Building Cone

Cone is distributed in source code form, licensed under GPL. See COPYING for more information. The following prerequisites must be installed to build and run Cone:

Right now the primary development focus is on the Linux platform, but Cone should build on other POSIX platforms; and any problems are likely to be minor, and trivial to resolve. A large portion of Cone's code base comes from Courier, which builds on many platforms.

Note

Cone requires a wide-character-capable version of Curses. Cone will compile against a non-widechar Curses, but will not be able to display UTF-8, or other variable-length character sets.

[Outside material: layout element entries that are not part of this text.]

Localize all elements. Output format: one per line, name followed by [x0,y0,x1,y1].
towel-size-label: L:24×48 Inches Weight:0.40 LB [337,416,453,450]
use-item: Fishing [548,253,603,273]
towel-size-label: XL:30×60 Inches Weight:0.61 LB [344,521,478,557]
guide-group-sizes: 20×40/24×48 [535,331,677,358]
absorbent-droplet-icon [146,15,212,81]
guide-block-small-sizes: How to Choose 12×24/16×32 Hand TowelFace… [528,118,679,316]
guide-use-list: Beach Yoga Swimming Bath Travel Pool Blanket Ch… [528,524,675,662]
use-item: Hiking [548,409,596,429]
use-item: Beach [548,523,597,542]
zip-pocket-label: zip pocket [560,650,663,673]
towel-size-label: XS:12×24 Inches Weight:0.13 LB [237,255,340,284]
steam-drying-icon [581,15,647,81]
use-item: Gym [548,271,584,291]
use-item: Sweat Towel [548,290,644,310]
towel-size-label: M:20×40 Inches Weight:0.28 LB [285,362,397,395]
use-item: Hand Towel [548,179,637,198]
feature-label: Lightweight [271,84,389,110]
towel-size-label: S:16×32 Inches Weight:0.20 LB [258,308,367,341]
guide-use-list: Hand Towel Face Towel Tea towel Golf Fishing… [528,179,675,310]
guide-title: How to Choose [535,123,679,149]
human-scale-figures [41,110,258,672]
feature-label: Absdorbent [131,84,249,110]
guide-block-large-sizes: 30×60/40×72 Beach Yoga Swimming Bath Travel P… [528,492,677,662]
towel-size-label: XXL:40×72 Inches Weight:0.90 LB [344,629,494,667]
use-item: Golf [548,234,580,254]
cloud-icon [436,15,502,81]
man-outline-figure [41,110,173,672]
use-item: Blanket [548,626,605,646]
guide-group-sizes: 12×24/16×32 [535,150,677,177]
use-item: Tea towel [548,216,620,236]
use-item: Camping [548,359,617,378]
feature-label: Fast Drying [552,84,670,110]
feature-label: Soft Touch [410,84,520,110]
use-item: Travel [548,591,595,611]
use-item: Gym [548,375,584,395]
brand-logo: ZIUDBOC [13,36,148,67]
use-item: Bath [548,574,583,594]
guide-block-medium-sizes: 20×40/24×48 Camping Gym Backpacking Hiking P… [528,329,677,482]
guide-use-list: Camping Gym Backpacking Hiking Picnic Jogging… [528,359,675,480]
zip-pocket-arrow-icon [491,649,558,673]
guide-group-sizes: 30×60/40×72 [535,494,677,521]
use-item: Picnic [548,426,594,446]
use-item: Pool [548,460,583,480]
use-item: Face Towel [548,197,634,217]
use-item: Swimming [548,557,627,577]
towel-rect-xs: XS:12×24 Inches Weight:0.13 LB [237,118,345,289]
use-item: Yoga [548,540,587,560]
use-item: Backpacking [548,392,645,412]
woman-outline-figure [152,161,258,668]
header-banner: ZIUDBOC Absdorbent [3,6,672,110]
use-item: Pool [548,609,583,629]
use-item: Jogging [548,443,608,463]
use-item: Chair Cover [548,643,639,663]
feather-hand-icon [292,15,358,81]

Reading local mail with Cone

Cone reads local mail from either maildirs (the preferred format) or mailbox files (or "mboxes"). When mboxes are used, Cone does not read the system mailbox file directly (usually /var/spool/something). All messages in the system mailbox are automatically moved to $HOME/Inbox, which is then accessed as if it was the system mailbox. Starting Cone for the first time on an mbox-based system automatically copies all existing mail from the system mailbox file to $HOME/Inbox.

This is an intentional design choice. Normal user application cannot create new files in /var/spool; all they can do is read the mailbox file from /var/spool. Therefore, the only way to update the mailbox file is by rewriting it from scratch (more or less). While the mailbox file is in the process of being rewritten, if the Cone process is interrupted, or killed, the resulted in a corrupted system mailbox. There are way to minimize this vulnerability, but it cannot be eliminated completely. Some Linux kernels use an OOM killer that may terminate any process when the system memory is low. There is no way to completely prevent corrupted system mailbox files on those kernels.

Cone uses an alternative way of updating mboxes. Cone updates mboxes by creating a new mbox file separately, then replacing the original mbox file with the new version. Unfortunately this cannot be done with the system mailbox file, because of the restricted access rights on the system spool directory. To solve this problem Cone automatically copies the system mailbox file to $HOME/Inbox, each time the system mailbox file is opened and whenever new mail is available.